Sum. theol., Ia, q. LXI, a. 4. Encore remarque-t-il bien que ces témoignages sont discordants. Tous trois s’accordent à admettre que le ciel empyrée est le séjour des élus ; mais les raisons qu’ils invoquent à l’appui de cette opinion sont loin d’être identiques. Cette raison, qui est toute de convenance, saint Thomas croit pouvoir la trouver dans sa vaste et belle conception de la finalité du monde et de l’unité des êtres. Du moment que Dieu avait destiné les saints à une double gloire, spirituelle et corporelle, il était dans l’ordre des choses qu’un séjour spécial et particulièrement glorieux leur fût réservé. D’ailleurs, l’ensemble des créatures matérielles et spirituelles constitue un seul et même univers. Les anges ont pour mission de présider,
en vertu de leur nature immatérielle, au mouvement de toute la nature corporelle : il convenait dès lors qu’ils fussent placés dans le lieu suprême qui domine tous les mondes et qui réunira ainsi tous les élus. Sum. theol., Ia, q. LXI, a. 4, q. LXI, a. 3.

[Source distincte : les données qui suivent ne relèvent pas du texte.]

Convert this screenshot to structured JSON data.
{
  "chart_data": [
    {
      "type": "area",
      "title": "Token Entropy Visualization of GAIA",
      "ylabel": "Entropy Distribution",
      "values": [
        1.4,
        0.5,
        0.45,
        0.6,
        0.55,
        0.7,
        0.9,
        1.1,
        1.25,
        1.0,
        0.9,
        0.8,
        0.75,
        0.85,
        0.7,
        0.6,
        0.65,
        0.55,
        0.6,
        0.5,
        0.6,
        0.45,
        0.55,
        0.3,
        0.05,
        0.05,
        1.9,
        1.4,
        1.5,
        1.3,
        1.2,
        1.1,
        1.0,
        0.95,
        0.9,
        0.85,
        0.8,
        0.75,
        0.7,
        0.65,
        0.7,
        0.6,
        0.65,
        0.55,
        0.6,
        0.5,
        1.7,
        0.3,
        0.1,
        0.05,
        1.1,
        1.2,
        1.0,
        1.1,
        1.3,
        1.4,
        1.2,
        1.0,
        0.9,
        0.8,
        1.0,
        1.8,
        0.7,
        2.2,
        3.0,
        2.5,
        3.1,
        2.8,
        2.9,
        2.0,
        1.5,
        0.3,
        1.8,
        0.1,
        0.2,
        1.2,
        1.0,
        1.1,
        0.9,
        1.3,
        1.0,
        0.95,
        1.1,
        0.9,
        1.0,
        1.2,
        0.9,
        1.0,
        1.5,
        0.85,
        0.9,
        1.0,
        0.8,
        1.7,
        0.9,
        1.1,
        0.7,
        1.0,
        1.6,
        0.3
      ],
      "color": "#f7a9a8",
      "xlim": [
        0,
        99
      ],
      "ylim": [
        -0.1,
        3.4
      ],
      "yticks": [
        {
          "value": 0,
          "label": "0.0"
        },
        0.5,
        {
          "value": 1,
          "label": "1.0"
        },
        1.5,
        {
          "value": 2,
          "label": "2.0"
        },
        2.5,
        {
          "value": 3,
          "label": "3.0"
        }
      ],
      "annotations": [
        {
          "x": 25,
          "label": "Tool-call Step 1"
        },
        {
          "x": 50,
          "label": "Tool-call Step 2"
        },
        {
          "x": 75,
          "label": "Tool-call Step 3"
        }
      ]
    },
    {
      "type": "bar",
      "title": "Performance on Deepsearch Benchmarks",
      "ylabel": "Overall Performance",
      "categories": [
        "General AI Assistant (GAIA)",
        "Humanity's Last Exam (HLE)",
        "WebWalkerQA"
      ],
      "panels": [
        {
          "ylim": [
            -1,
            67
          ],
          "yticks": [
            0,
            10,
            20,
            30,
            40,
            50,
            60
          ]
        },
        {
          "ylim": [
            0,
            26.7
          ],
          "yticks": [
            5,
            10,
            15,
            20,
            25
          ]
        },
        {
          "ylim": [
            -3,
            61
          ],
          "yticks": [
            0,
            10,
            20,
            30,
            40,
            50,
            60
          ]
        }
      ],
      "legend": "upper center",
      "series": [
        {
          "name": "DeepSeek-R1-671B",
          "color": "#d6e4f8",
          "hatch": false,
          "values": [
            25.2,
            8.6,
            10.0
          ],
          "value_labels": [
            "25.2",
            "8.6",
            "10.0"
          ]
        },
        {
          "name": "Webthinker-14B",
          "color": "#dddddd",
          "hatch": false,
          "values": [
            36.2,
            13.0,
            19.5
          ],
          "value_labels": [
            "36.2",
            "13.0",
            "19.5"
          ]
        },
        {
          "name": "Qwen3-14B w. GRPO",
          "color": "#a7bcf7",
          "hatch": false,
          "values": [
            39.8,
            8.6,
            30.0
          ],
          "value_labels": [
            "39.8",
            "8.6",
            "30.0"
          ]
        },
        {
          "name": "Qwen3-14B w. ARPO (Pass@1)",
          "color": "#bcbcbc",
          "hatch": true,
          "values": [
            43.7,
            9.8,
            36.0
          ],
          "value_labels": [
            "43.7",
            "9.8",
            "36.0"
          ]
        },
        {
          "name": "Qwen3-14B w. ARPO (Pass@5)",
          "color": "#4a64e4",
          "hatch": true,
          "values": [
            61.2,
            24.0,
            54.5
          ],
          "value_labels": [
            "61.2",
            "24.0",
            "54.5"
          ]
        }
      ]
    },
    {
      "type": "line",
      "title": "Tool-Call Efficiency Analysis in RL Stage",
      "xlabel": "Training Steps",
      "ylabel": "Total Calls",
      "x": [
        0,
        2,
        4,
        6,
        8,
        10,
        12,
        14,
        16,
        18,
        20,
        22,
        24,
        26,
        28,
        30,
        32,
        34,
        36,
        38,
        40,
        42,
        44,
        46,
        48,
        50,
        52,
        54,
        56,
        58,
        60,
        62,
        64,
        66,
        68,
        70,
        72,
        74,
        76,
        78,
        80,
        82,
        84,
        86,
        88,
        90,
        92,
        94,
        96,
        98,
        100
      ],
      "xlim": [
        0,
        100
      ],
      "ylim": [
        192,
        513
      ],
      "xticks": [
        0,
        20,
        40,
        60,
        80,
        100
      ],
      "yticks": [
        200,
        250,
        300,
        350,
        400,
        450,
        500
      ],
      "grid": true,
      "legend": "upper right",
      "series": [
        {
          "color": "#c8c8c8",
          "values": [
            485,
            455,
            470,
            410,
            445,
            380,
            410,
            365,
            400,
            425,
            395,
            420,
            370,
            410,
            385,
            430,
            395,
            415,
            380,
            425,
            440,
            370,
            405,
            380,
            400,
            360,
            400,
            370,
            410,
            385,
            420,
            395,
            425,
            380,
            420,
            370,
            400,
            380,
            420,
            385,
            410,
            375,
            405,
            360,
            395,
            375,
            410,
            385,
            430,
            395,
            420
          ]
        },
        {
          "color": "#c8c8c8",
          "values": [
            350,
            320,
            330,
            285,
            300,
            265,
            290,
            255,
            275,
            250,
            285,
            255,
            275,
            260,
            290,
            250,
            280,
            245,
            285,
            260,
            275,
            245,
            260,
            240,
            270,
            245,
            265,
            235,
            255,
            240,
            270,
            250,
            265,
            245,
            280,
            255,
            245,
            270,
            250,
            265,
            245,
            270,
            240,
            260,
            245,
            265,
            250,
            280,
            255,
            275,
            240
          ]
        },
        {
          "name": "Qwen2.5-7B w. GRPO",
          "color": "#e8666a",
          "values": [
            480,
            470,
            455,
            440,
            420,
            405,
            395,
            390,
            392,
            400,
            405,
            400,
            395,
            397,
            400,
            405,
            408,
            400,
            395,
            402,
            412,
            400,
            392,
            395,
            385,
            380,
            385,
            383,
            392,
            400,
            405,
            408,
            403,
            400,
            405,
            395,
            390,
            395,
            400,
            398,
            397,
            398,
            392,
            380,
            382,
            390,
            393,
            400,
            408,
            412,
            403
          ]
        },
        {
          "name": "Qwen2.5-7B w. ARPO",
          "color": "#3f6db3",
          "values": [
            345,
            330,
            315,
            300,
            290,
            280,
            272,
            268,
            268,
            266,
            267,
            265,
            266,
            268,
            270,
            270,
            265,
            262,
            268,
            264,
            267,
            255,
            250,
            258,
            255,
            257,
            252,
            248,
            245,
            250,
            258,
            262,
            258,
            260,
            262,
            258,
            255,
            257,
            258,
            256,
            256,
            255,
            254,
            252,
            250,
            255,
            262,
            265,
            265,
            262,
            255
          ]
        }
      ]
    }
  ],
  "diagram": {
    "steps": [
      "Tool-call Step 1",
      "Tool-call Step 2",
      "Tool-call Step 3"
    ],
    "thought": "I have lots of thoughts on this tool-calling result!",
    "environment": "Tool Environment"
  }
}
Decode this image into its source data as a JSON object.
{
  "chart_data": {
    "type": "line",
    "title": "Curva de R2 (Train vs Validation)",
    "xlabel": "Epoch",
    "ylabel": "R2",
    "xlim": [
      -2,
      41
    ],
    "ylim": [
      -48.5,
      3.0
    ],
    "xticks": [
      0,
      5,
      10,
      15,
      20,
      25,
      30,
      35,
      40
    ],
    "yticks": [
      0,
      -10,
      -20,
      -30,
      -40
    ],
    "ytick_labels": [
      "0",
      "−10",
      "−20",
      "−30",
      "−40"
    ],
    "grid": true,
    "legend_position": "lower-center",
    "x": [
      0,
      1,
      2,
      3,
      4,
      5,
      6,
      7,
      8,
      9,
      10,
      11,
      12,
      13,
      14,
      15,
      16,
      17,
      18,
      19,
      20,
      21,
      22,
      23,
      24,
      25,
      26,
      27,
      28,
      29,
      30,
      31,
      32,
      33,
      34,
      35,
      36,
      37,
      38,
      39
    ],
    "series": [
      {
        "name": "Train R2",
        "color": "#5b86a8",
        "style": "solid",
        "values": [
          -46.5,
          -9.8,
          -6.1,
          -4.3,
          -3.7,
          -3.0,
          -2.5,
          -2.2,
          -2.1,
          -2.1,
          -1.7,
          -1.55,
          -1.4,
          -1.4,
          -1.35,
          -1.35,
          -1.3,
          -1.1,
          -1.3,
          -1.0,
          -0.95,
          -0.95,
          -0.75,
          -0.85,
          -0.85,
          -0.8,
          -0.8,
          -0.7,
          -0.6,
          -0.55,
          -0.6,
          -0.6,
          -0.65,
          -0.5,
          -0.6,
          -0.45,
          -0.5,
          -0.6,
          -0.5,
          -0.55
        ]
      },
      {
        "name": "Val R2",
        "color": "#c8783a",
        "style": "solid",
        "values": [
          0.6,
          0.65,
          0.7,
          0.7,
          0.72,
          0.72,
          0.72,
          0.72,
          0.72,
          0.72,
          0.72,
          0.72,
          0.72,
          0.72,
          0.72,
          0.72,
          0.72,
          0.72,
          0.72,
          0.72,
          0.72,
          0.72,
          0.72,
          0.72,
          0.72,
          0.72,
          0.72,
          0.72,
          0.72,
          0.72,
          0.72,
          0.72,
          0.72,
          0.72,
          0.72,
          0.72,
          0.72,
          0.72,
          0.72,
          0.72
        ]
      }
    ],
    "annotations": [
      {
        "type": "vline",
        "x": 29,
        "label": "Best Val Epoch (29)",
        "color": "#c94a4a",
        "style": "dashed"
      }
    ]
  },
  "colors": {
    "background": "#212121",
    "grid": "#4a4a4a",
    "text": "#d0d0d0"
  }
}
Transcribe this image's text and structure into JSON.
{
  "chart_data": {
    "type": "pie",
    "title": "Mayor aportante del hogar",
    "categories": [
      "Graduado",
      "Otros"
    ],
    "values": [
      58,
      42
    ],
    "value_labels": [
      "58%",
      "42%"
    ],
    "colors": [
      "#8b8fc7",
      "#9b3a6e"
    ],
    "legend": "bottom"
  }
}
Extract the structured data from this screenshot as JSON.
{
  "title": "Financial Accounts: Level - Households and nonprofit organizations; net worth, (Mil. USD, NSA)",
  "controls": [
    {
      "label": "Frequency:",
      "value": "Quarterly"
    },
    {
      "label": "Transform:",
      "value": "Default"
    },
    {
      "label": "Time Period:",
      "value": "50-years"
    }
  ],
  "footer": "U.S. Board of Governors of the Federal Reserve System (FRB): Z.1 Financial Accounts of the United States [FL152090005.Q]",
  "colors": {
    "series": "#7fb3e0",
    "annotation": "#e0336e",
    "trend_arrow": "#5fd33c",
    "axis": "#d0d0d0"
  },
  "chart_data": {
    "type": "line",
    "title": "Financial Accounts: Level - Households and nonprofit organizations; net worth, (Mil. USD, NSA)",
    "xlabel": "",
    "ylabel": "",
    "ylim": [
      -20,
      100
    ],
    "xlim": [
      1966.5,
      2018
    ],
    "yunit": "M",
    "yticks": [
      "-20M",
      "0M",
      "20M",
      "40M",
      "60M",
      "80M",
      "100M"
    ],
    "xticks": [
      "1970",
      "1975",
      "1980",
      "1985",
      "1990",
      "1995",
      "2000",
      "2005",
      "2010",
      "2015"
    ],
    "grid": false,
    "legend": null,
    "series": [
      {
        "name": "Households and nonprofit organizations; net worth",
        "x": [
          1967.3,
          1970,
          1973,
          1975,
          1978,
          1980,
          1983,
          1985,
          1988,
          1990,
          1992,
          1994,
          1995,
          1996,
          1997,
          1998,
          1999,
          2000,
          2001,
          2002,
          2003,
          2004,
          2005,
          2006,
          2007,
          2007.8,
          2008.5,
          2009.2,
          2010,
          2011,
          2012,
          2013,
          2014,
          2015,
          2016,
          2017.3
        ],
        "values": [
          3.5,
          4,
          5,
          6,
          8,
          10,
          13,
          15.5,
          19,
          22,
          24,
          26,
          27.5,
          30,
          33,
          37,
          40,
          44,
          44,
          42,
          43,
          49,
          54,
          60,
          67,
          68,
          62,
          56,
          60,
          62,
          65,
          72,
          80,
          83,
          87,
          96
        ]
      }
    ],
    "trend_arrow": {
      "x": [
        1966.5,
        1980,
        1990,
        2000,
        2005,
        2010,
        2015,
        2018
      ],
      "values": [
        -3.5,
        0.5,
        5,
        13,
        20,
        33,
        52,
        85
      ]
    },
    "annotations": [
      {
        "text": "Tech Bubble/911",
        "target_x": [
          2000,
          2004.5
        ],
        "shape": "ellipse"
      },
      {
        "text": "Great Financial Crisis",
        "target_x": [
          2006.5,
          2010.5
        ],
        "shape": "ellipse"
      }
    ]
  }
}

De ces pensées s’inspireront tous les docteurs des âges suivants. Cf. Richard de Middletown, Super IV Sent., l. II, dist. II, a. 3, q. I, Brescia, 1591, t. II, p. 43 ; Duns Scot,
In IV Sent., l. II, dist. XIV, q. I, Anvers, 1620, t. II, p. 191 ; Durand de Saint-Pourçain,
In IV Sent., l. II, dist. I, q. I, n. 3, Lyon, 1569, p. 142, Biel, In IV Sent., l. II, dist. XIV, Brescia, 1754, p. 91 ; Suarez, De opere sex dierum, l. I, c. IV, Paris, 1856, p. 21-27. Tous admettent l’existence du ciel empyrée, mais en faisant observer presque tous qu’il s’agit seulement d’une hypothèse acceptable. Durand déclare catégoriquement que sur cette question notre science n’a pour garantie que le témoignage extrinsèque, et non celui des choses et de la raison. Ibid., q. II, n. 3, p. 114 sq. Cajetan rejetait même, au nom de l’Ecriture et de la tradition, l’existence du ciel empyrée. Empyreum siquidem cælum, a posterioribus traditum, nullibi invenitur in Scripturum. Comment. in II ad Cor., c. XIII, Paris, 1532, p. 113.
De très rares esprits se livrèrent, sans la réserve commandée, à des spéculations dont ils ne mesuraient pas scientifiquement la valeur. Le nom de Pierre d’Ailly est mêlé à ces aventures. Sur l’accord de l’astronomie et de la théologie, il écrivit un opuscule où figure la représentation graphique du ciel au commencement du monde. Concordia astronomiæ cum theologia, verbum XX : figura cæli tempore principii mundi, Augsbourg, 1490, p. C, 4.
Aux professeurs de théologie il recommande vivement, pour l’honneur et le profit de la république chrétienne, l’étude de semblables questions. Nec decens existimamus esse vel utile poline christiane theologicæ scientæ professores ea quæ in dictis tractatibus scripta sunt penitus ignorare. Capitulum XL, ibid., ad calcem. Mais, sous cette forme affirmative,
ces excès spéculatifs constituent l’exception, et il convient de reconnaître que les professeurs de théologie, même décadents, suivirent avec beaucoup de modération les conseils plutôt tumultueux et déconcertants de Pierre d’Ailly.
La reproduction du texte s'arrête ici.